Table 3. Statistics of CPC, NRMSE, and JSD across the gravity model, the radiation model, and ODPGGAN.

	CPC	NRMSE	$J S D_{i n f l o w}$	$J S D_{o u t f l o w}$	$J S D_{O D f l o w}$
Gravity Model	0.367	1.423	0.180	0.162	0.486
Radiation Model	0.346	1.435	0.129	0.108	0.512
OD-PGGAN	0.783	0.366	0.079	0.081	0.325

To ensure an adequate training dataset, this study adopts a sampling approach to construct OD matrix. To assess the bias introduced by the number of sampled users in OD matrix construction, we generate OD matrix using different sample sizes while applying the same sampling methodology. Table 4 presents the statistics of CPC, NRMSE, and JSD for OD matrix constructed using different sample sizes. It is important to note that when using the entire dataset to construct OD matrix, the results reflect variations across different days within the month rather than biases introduced by sampling. The results indicate that as the sample size increases, the CPC value also increases. This trend occurs because larger sample sizes result in fewer OD matrix, thereby reducing sampling bias. NRMSE also exhibits variations across different sample sizes.
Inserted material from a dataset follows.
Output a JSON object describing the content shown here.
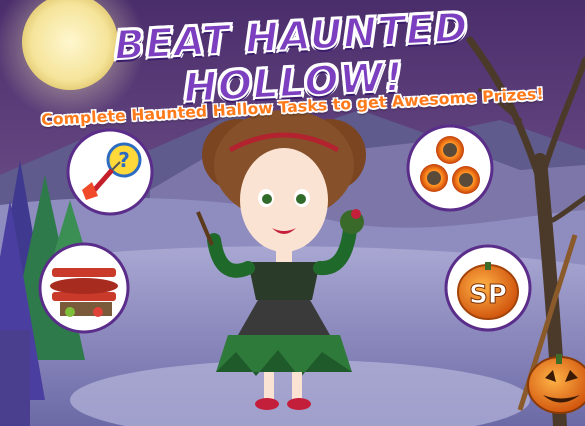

The inflow JSD remains relatively stable regardless of the sample size. The outflow JSD gradually stabilizes as the sample size increases, while the OD flow JSD decreases progressively with increasing sample size. These findings suggest that the OD matrix constructed using the sampling approach in this study can approximate the distribution characteristics of the full dataset to a certain extent.

6. Conclusions and Future Research

The OD matrix describes traffic flow information within urban regions and serves as a critical data input for ITS. The OD matrix generation task aims to generate the synthetic OD matrix with the same data distribution as the real OD matrix and helps address the challenge of obtaining OD matrix data such as privacy concerns, data scarcity, and high data collection costs. As urban areas have expanded significantly, the OD matrix with more nodes and higher spatial resolution provide fine-scale data inputs for modeling traffic flow. Developing generative models capable of producing high-spatial-resolution OD matrix is crucial for ITS research and applications.
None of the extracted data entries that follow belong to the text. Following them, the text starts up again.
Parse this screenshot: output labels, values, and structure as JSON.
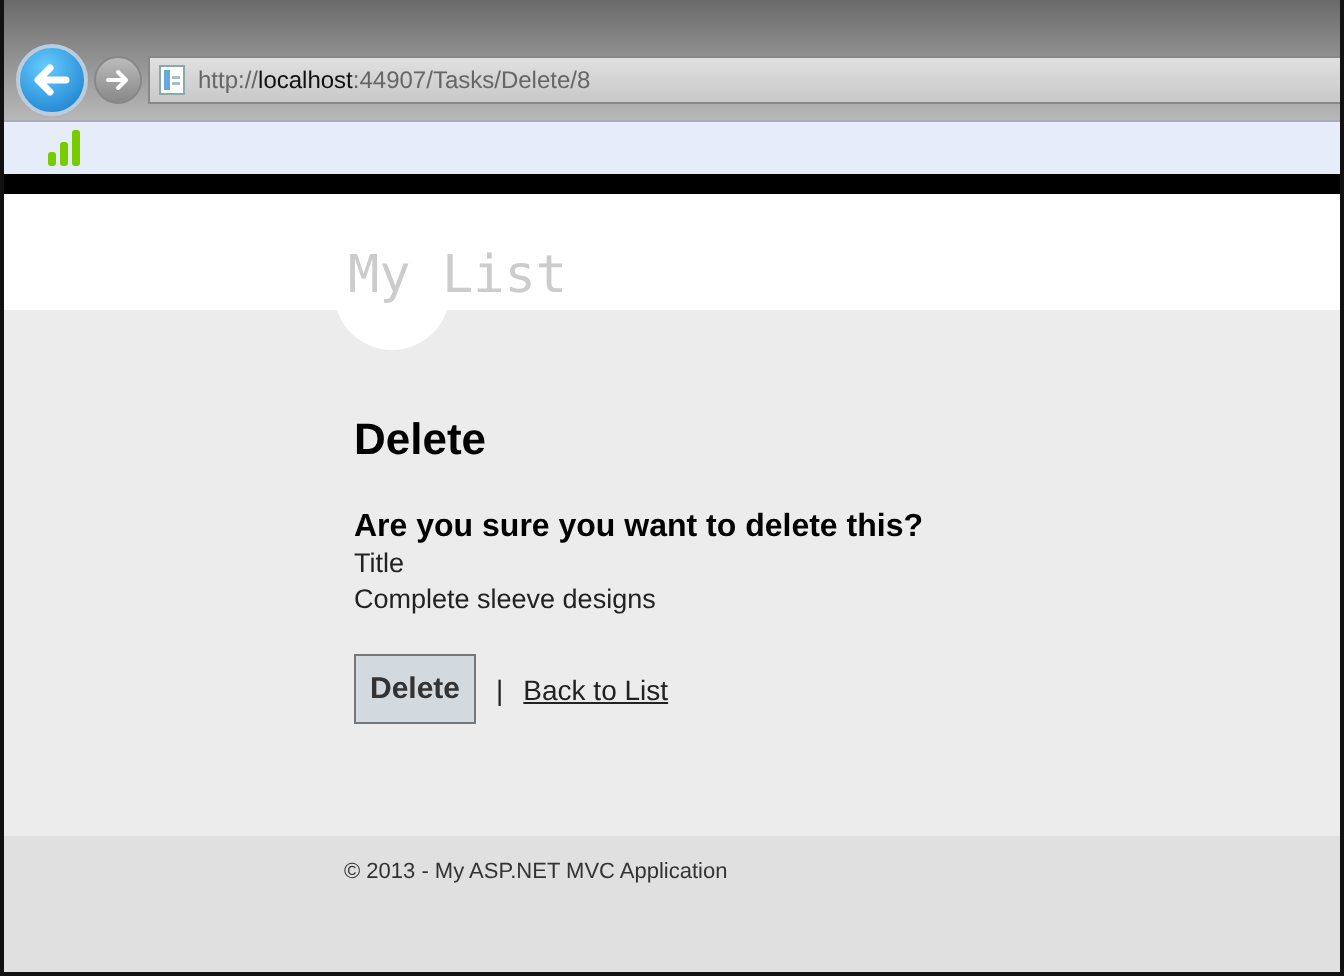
{
  "browser": {
    "address": {
      "scheme": "http://",
      "host": "localhost",
      "rest": ":44907/Tasks/Delete/8"
    }
  },
  "site": {
    "title": "My List"
  },
  "page": {
    "heading": "Delete",
    "question": "Are you sure you want to delete this?",
    "field_label": "Title",
    "field_value": "Complete sleeve designs",
    "delete_button": "Delete",
    "separator": "|",
    "back_link": "Back to List"
  },
  "footer": {
    "text": "© 2013 - My ASP.NET MVC Application"
  }
}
This paper introduces OD-PGGAN, a generative model for high-spatial-resolution OD matrix generation tasks. The proposed method employs a progressive training strategy, incorporates multi-scale generators and discriminators, and utilizes a geography-based upsampling and downsampling algorithm. Our results show that OD-PGGAN can effectively generate high-spatial-resolution OD matrix, specifically with a size of

1024 \times 1024

. The generated synthetic OD matrix exhibits the same statistical distribution as the real OD matrix dataset and outperforms classic models, such as the gravity and radiation models.

Despite OD-PGGAN demonstrating the potential of GAN-based models for large-scale OD matrix generation tasks, there are several limitations that need to be addressed in future research. Firstly, GAN-based models typically require a substantial amount of data to accurately capture the complex statistical properties of OD matrix. However, in real-world scenarios, OD matrix data may be limited due to privacy concerns, data scarcity, or high acquisition costs. To address this issue, this study introduces a sampling approach to construct the training dataset, ensuring sufficient data for model learning. While this method provides a cable solution, it also introduces sampling biases. Future research should explore robust data augmentation techniques to mitigate sampling biases and improve model generalizability under limited data conditions. Secondly, the regional factors such as population distribution, points of interests, urban land use, and road network density have a direct impact on traffic flows, yet they are not explicitly incorporated into the current model. Future research should consider integrating the socio-demographic factors into the generative model to improve the interpretability and accuracy of the synthetic OD matrix. Another promising future aspect is the geographical transferability of OD-PGGAN. Future studies should investigate whether OD-PGGAN trained in one city can be effectively adapted for use in other cities. Developing a generalizable generative model that integrates socio-demographic factors would help address the challenge of OD matrix estimation in cities where mobility data are scarce or unavailable. In addition, in recent years, GeoAI techniques and large language models (LLMs) have attracted significant attention in urban traffic flow research [59,60]. In future work, we plan to incorporate GeoAI and LLM-based approaches into the large-scale OD matrix generation task to further enhance model performance and scalability.

Author Contributions

Zehao Yuan, conceptualization, methodology, writing and editing; Xuanyan Chen, review and editing; Biyu Chen, review; Yubo Luo, review; Yu Zhang, review; Wenxin Teng, data collection and model solution; Chao Zhang, data collection and model solution. All authors have read and agreed to the published version of the manuscript.

Funding

This research received no external funding.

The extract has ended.